The Indians will head to the South Side of Chicago undefeated, but without owner Bill Veeck.

Veeck is returning to Cleveland for further medical checkups on his leg. Veeck, a veteran of the U.S. Marine Corps in World War II, lost his foot in the Pacific Theater of Operations.

The series with the White Sox would have marked a homecoming of sorts for Veeck, a Chicago native whose father, William Sr., was a newspaper reporter turned executive with the Cubs. The younger Veeck grew up around the game of baseball, and planted the ivy at Wrigley Field. He became the Cubs’ treasurer after his father died unexpectedly.

In 1941, Veeck left Chicago and bought the Milwaukee Brewers of the American Association. The team won three pennants in five years under Veeck’s ownership – including three years where he was in the Marines. Veeck, ever the baseball man, was making trades in a combat zone. But the team was equally as famous for its promotions. Because of a deal he signed with Miller Brewing, the stadium always was stocked with beer, making it a destination for drinks, regardless of who was playing. And he catered to the folks working round-the-clock in the factories with morning games.

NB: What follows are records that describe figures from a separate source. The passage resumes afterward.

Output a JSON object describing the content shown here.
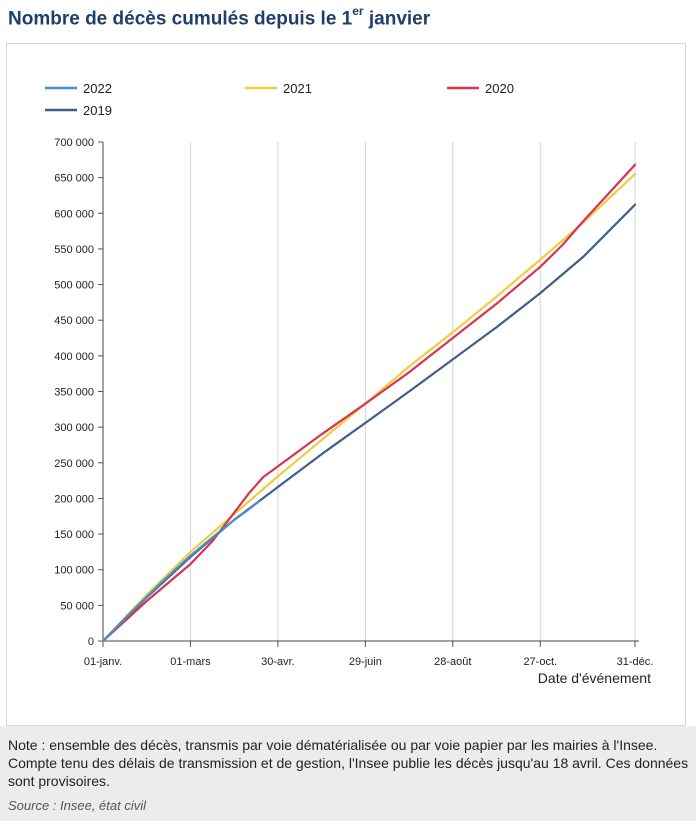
{
  "header": {
    "title_main": "Nombre de décès cumulés depuis le 1",
    "title_sup": "er",
    "title_end": " janvier"
  },
  "note": "Note : ensemble des décès, transmis par voie dématérialisée ou par voie papier par les mairies à l'Insee. Compte tenu des délais de transmission et de gestion, l'Insee publie les décès jusqu'au 18 avril. Ces données sont provisoires.",
  "source": "Source : Insee, état civil",
  "chart_data": {
    "type": "line",
    "title": "Nombre de décès cumulés depuis le 1er janvier",
    "xlabel": "Date d'événement",
    "ylabel": "",
    "ylim": [
      0,
      700000
    ],
    "xlim_days": [
      1,
      366
    ],
    "x_ticks": [
      {
        "label": "01-janv.",
        "day": 1
      },
      {
        "label": "01-mars",
        "day": 61
      },
      {
        "label": "30-avr.",
        "day": 121
      },
      {
        "label": "29-juin",
        "day": 181
      },
      {
        "label": "28-août",
        "day": 241
      },
      {
        "label": "27-oct.",
        "day": 301
      },
      {
        "label": "31-déc.",
        "day": 366
      }
    ],
    "y_ticks": [
      {
        "label": "0",
        "value": 0
      },
      {
        "label": "50 000",
        "value": 50000
      },
      {
        "label": "100 000",
        "value": 100000
      },
      {
        "label": "150 000",
        "value": 150000
      },
      {
        "label": "200 000",
        "value": 200000
      },
      {
        "label": "250 000",
        "value": 250000
      },
      {
        "label": "300 000",
        "value": 300000
      },
      {
        "label": "350 000",
        "value": 350000
      },
      {
        "label": "400 000",
        "value": 400000
      },
      {
        "label": "450 000",
        "value": 450000
      },
      {
        "label": "500 000",
        "value": 500000
      },
      {
        "label": "550 000",
        "value": 550000
      },
      {
        "label": "600 000",
        "value": 600000
      },
      {
        "label": "650 000",
        "value": 650000
      },
      {
        "label": "700 000",
        "value": 700000
      }
    ],
    "grid": "vertical",
    "legend_position": "top",
    "series": [
      {
        "name": "2022",
        "color": "#4a8fc9",
        "points": [
          [
            1,
            0
          ],
          [
            20,
            40000
          ],
          [
            40,
            80000
          ],
          [
            60,
            118000
          ],
          [
            76,
            145000
          ],
          [
            91,
            170000
          ],
          [
            100,
            183000
          ],
          [
            108,
            196000
          ]
        ]
      },
      {
        "name": "2021",
        "color": "#f0cd3c",
        "points": [
          [
            1,
            0
          ],
          [
            31,
            65000
          ],
          [
            61,
            125000
          ],
          [
            91,
            178000
          ],
          [
            121,
            231000
          ],
          [
            151,
            282000
          ],
          [
            181,
            333000
          ],
          [
            211,
            385000
          ],
          [
            241,
            433000
          ],
          [
            271,
            483000
          ],
          [
            301,
            535000
          ],
          [
            331,
            588000
          ],
          [
            366,
            655000
          ]
        ]
      },
      {
        "name": "2020",
        "color": "#d8334f",
        "points": [
          [
            1,
            0
          ],
          [
            31,
            56000
          ],
          [
            61,
            108000
          ],
          [
            76,
            140000
          ],
          [
            91,
            180000
          ],
          [
            101,
            207000
          ],
          [
            111,
            230000
          ],
          [
            121,
            245000
          ],
          [
            151,
            290000
          ],
          [
            181,
            333000
          ],
          [
            211,
            377000
          ],
          [
            241,
            425000
          ],
          [
            271,
            473000
          ],
          [
            301,
            525000
          ],
          [
            316,
            555000
          ],
          [
            331,
            590000
          ],
          [
            366,
            668000
          ]
        ]
      },
      {
        "name": "2019",
        "color": "#3f5f8a",
        "points": [
          [
            1,
            0
          ],
          [
            31,
            61000
          ],
          [
            61,
            118000
          ],
          [
            91,
            170000
          ],
          [
            121,
            216000
          ],
          [
            151,
            262000
          ],
          [
            181,
            306000
          ],
          [
            211,
            350000
          ],
          [
            241,
            395000
          ],
          [
            271,
            440000
          ],
          [
            301,
            488000
          ],
          [
            331,
            540000
          ],
          [
            366,
            612000
          ]
        ]
      }
    ]
  }
}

After coming home from WWII, Veeck wanted to get to the major leagues. A deal to buy the Pirates fell through, but Veeck wasn’t too concerned about that, coming instead to Cleveland, the “Best Location in the Nation,” where he fronted the syndicate that bought the team in 1946.

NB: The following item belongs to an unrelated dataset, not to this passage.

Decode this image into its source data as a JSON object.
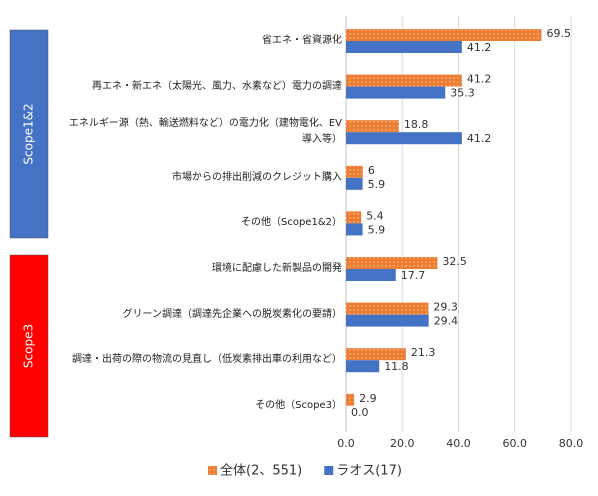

Veeck, a hustler and a huckster, gave the fans more opportunities to the see the Tribe, moving from intimate League Park to cavernous Municipal Stadium, where, in his first year as owner, the team drew more than 1 million in attendance.

But he didn’t wait for them to come to him. He could be found at any luncheon, civic group or festival from Buffalo to Youngstown to Sandusky, talking up the Indians and selling people on why they should come see the team.

Veeck, a member of the Cleveland NAACP, is also a racial trailblazer. He tried to buy the Phillies in 1942, ostensibly to stock the team with talent from the Negro Leagues, and integrated the American League with his signing of Larry Doby last year.

We wish Veeck well with his medical issues. We don’t say problems because Veeck never looked at it as losing a foot. He thought of it as adding an ashtray. “I’m not handicapped,” he said. “I’m a cripple.”